Penulis: Kalis Mardiasih

Atorcator.Com - Sebut saja namanya Bintang. Setahun terakhir, perilakunya di sekolah semakin nganeh-nganehi. Kebetulan tahun ini sudah kelas dua belas di SMA ini. Terkadang, ia baru berangkat pukul 9. Terkadang, pukul 11 baru sampai sekolah. Guru-guru sudah menegur, dari bertanya baik-baik hingga agak sedikit mengomel. Terkadang, menasehati anak ketakutan atau anak yang membantah ternyata jauh lebih menyenangkan dibanding jika anak tersebut diam saja, tetapi tetap keras kepala sambil memasang tampang yang bikin lawan bicara jengkel. Lebih tepatnya, jadi malas melanjutkan percakapan.

Si Komariyah, ketua kelas pernah bertanya, kenapa Bintang semakin tidak niat belajar di sekolah. Kalau ada ujian, Bintang paling cepat keluar kelas. Bukan karena ia tangkas menjawab soal-soal ujian, melainkan karena ia bosan lama-lama berada di kelas. Ia silang ngawur saja kertas pilihan jawaban lalu lekas meninggalkan ruangan itu.

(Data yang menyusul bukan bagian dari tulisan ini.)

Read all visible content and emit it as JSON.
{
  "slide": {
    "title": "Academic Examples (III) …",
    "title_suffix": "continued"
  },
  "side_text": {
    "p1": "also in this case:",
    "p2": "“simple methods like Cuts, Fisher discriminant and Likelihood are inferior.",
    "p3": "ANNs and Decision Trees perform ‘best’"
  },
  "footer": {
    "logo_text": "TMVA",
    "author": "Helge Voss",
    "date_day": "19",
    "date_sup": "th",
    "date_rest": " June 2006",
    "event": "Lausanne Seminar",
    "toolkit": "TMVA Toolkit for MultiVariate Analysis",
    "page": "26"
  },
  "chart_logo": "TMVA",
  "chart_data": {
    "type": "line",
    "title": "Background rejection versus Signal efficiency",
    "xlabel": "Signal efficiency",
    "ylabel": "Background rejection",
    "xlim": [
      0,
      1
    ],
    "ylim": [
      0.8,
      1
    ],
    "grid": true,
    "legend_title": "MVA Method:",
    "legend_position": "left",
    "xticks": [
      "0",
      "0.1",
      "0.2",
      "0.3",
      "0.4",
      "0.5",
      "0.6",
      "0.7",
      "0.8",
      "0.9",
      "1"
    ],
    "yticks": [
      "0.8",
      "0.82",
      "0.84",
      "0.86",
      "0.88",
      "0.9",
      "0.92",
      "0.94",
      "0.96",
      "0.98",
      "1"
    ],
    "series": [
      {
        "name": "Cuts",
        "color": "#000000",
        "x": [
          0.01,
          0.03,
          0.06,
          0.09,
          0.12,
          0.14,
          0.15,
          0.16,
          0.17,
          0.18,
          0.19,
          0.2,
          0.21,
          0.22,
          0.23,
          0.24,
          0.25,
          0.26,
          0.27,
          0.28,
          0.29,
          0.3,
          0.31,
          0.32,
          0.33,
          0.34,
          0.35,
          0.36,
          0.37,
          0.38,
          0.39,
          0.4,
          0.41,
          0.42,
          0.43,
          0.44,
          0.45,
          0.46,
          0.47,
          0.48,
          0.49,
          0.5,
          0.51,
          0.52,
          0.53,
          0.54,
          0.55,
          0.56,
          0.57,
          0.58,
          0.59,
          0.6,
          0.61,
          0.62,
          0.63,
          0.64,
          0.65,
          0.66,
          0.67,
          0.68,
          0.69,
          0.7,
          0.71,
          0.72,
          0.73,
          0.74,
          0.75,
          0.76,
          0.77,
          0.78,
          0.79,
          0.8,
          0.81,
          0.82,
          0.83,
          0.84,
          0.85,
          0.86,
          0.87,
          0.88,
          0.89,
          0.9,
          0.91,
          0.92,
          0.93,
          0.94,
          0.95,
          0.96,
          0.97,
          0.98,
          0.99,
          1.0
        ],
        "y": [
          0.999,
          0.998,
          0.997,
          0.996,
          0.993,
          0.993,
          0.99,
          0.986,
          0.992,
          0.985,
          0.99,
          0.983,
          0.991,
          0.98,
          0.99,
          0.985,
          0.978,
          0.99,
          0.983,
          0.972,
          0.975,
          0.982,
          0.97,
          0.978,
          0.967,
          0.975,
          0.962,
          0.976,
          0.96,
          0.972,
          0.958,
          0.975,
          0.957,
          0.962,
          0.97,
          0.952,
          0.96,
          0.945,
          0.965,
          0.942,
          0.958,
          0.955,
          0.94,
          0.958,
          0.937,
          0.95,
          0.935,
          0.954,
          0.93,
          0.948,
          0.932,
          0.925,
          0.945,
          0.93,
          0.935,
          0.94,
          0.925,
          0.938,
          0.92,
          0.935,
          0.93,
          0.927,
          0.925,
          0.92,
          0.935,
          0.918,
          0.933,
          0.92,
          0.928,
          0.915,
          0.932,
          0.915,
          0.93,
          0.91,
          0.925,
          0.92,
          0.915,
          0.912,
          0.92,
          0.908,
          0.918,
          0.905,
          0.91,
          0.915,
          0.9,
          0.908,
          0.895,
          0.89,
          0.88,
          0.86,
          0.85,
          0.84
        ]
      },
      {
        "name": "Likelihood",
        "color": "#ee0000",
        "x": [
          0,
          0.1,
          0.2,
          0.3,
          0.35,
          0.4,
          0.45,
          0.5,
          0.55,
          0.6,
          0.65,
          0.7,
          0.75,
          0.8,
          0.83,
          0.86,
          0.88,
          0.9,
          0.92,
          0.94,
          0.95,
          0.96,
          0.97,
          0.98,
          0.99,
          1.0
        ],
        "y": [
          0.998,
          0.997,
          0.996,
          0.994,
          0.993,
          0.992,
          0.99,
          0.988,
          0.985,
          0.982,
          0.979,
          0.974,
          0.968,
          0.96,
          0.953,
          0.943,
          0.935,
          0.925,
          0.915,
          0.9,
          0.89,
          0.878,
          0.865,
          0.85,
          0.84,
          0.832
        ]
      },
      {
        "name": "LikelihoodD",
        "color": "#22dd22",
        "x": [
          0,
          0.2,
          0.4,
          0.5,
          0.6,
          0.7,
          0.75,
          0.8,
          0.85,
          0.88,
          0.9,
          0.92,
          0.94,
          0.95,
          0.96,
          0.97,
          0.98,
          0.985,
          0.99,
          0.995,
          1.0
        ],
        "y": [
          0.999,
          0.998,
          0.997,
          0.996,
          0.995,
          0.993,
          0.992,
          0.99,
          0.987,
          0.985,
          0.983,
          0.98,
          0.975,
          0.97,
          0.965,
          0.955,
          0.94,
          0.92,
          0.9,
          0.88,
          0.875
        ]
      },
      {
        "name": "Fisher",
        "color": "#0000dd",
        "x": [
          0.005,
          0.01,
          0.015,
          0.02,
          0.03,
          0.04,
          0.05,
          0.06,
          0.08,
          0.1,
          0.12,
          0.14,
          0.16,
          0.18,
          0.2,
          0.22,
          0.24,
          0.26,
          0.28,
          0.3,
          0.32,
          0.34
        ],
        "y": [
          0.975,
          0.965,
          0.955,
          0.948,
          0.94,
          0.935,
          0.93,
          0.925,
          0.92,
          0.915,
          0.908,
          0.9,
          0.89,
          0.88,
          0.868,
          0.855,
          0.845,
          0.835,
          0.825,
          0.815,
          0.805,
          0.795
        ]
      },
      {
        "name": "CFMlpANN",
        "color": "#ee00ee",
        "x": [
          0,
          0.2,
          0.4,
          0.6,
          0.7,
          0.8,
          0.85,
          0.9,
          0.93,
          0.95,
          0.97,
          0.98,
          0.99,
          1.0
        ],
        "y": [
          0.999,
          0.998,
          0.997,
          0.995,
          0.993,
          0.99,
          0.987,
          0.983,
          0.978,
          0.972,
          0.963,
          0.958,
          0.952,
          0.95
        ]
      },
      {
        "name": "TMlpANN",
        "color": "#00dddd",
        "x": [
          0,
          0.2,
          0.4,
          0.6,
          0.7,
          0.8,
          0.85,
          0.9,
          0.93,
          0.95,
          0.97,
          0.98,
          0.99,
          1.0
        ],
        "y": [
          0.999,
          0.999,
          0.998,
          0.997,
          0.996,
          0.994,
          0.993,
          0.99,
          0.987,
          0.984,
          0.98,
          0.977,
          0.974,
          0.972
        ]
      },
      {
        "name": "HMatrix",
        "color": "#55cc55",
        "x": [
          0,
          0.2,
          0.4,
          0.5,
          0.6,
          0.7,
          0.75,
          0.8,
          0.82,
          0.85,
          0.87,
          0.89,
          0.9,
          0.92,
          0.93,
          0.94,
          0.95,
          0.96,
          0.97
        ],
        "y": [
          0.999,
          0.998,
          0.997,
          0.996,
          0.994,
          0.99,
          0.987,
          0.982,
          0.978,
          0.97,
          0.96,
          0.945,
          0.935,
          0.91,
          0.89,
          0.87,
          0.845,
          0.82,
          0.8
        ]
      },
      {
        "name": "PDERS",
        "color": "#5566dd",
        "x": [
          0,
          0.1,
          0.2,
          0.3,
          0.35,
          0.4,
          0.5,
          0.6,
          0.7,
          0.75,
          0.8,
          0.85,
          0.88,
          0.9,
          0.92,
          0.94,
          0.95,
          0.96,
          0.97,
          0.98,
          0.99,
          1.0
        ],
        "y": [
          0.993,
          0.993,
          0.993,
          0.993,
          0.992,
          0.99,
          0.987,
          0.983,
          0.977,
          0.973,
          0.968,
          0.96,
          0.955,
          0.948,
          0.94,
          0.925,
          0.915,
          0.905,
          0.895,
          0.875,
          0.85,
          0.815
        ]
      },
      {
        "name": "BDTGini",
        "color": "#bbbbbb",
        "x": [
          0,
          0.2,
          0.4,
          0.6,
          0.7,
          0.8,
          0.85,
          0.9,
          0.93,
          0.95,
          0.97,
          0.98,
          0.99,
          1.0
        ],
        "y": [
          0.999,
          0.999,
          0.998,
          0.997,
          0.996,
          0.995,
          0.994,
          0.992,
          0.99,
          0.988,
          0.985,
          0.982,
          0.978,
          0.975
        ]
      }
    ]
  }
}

Bintang, suatu kali sambil dikelilingi oleh siswa-siswa lain pernah mengungkapkan bahwa pendidikan merupakan kedok pemerintah untuk menghancurkan agama. Ya, anak SMA yang tinggal di pinggiran kecamatan ini memakai istilah kedok . Istilah khas buletin Jumat sebagian kelompok massa agresif. Seorang guru pernah memergoki Bintang berangkat sekolah berjalan kaki lewat sebuah sungai kecil sekali di pinggiran desa, ketika ditanya mengapa Bintang tidak lewat jalan raya biasa, ia menjawab bahwa ia tak ingin melihat "perempuan beraurat."

Kedua orang tua Bintang bekerja sebagai TKI di Malaysia. Sudah sejak Bintang usia SD hingga kini ia SMA. Sebetulnya secara ekonomi, Bintang tak kekurangan. Uang bulanannya 1,5 juta rupiah, jauh melampaui teman-temannya. Akan tetapi, ia tentu saja kesepian. Ia hidup berdua saja dengan neneknya di rumah.

Baca juga: Kopar-Kapir: Fastabiqul Proyek, Fastabiqul Politik

Ternyata, di sekolah Bintang, hampir sepertiga siswanya adalah anak-anak dari orang tua yang meninggalkan rumah untuk menjadi TKI. Jika sebagian kasus anak-anak semacam ini biasanya adalah pergaulan jalanan/premanisme, tetapi Bintang lain. Ia pergi mengaji, tapi ternyata, pengajiannya barangkali bermasalah.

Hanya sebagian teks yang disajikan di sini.